Six people pose together for a group portrait on an open stairwell in the RNA Institute atrium. There are five men and two women. All are smiling.
Camryn Beckles (front, center), with lab mates (left to right) Ken Halvorsen, Chai Kam, Iranna Todkari, Javier Vilcapoma, Dadrian Cole and Jibin Abraham Punnoose. (Image provided)

By Erin Frick 

ALBANY, N.Y. (March 26, 2024) — Before starting at the University at Albany, Camryn Beckles wanted to pursue forensic science, and she knew that chemistry was a path that could take her there.

The first semester of her junior year, the Brooklyn native joined Ken Halvorsen’s lab in the Department of Chemistry at UAlbany’s RNA Institute in the College of Arts and Sciences. Beckles went on to participate in the Institute’s inaugural Research Experiences for Undergraduates program during the summer of 2023, and has continued working in the Halvorsen lab, supported by the Robert Moyer Fund, an endowed grant for undergraduate researchers at UAlbany. 

“Starting out, I had no idea what majoring in chemistry would entail, but once I started taking classes, the topic became very interesting to me since I am a very analytical person and I like the idea of knowing why and how certain things are able to occur,” Beckles said.

Outdoor portrait of Camryn Beckles, smiling and seated. Beckles is wearing a white top, gold hoop earrings and gold necklace.
Camryn Beckles. (Image provided)

Beckles is currently working on a research project focused on DNA “nanoswitches” — a type of biosensor that can be designed to detect the presence of specific target molecules. The research could someday be used to detect drugs at a crime scene or in the human body. 

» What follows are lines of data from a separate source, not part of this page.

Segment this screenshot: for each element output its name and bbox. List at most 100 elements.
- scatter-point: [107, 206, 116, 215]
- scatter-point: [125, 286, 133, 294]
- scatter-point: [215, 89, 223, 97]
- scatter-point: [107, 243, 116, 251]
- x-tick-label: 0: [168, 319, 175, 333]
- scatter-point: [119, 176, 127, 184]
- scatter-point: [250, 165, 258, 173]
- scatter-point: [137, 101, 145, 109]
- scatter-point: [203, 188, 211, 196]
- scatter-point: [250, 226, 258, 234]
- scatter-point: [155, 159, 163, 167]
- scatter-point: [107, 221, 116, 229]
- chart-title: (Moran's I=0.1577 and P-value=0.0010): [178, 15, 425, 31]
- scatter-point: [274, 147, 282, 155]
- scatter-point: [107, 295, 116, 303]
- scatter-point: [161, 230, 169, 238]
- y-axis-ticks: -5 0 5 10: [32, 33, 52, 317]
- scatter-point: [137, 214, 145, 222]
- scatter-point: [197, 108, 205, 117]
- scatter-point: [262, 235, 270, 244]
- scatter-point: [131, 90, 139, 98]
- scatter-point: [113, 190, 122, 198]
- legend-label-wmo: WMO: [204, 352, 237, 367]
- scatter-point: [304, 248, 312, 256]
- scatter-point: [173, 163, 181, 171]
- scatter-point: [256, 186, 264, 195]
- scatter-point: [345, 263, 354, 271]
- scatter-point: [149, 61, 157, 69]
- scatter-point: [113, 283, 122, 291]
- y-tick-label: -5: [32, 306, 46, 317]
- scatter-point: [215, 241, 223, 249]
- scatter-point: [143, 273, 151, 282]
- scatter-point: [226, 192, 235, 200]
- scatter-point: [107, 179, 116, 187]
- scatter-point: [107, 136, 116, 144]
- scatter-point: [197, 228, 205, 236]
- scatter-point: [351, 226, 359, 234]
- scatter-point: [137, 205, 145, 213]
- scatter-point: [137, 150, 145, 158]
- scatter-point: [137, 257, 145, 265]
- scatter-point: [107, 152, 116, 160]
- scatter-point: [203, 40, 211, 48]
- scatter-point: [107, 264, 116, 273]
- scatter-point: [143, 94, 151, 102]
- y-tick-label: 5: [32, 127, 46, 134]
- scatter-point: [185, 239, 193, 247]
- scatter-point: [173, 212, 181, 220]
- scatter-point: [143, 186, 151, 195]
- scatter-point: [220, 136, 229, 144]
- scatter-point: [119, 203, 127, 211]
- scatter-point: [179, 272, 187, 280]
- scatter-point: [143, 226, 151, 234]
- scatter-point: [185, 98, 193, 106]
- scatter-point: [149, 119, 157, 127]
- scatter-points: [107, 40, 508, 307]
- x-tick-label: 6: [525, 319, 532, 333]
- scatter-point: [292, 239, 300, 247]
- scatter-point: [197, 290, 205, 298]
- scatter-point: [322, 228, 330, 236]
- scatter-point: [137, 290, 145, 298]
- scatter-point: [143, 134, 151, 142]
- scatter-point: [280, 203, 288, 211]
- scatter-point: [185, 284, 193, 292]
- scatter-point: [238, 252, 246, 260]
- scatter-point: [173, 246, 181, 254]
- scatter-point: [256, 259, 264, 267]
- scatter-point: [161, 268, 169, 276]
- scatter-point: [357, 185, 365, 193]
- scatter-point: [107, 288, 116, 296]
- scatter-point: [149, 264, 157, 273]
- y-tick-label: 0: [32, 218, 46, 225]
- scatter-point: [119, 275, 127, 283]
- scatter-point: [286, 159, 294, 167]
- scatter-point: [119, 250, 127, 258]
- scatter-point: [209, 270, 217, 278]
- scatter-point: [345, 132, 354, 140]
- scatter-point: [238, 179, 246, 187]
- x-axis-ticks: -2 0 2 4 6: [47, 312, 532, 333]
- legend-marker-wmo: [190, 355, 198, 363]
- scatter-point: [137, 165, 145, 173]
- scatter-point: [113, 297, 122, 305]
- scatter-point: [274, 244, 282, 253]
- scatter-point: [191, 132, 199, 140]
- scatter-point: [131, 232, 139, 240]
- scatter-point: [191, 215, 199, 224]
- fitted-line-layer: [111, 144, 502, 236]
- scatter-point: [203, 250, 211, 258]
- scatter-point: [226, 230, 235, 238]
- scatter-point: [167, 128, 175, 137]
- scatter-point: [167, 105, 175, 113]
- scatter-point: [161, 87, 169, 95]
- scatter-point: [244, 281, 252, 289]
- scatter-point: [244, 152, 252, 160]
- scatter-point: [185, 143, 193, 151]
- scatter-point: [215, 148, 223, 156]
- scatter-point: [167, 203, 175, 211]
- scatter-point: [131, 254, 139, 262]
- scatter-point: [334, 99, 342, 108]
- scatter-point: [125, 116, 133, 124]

“This project consists of working with aptamers, which are single-stranded DNA or RNA molecules capable of binding to specific target molecules,” said Beckles. “These aptamers can be integrated into DNA nanostructures that we call DNA ‘nanoswitches,’ which reconfigure their shape in the presence of target molecules. When the target molecule associated with the aptamer is present, the nanoswitch will change its conformation from a linear ‘off’ state to a looped ‘on’ state, which will provide a distinct signal on an agarose gel. 

“The nanoswitch that I am currently working on could potentially be used to analyze the binding of other aptamers to their targets. For example, there are aptamers for cocaine and aptamers that have been developed to detect fentanyl as well. The target that I am working with now is thrombin, which is present in an individual's blood. These aptamers could be used to detect samples of cocaine and fentanyl in blood samples, with forensic and medical applications.”

Showcase 2024 logo. Text reads: UAlbany Showcase, Tuesday, April 30, 2024. #UAlbanyShowcase

Beckles will present her research — titled “The Development of DNA Nanoswitches with Aptamer-Based Detection of Thrombin” — as part of the RNA Institute poster presentation at UAlbany Showcase Day on April 30. 

Looking ahead, Beckles imagines herself working in either drug development or in a crime lab. “This is something I go back and forth with often because I just can’t make up my mind and I am still trying to find ways to reach my different goals.”

As a student enrolled in the Chemistry Department’s combined BS/MS degree program, Beckles will graduate with her BS in May, majoring in chemistry with a forensic emphasis, then will continue in the program and complete her master’s degree in Spring 2025.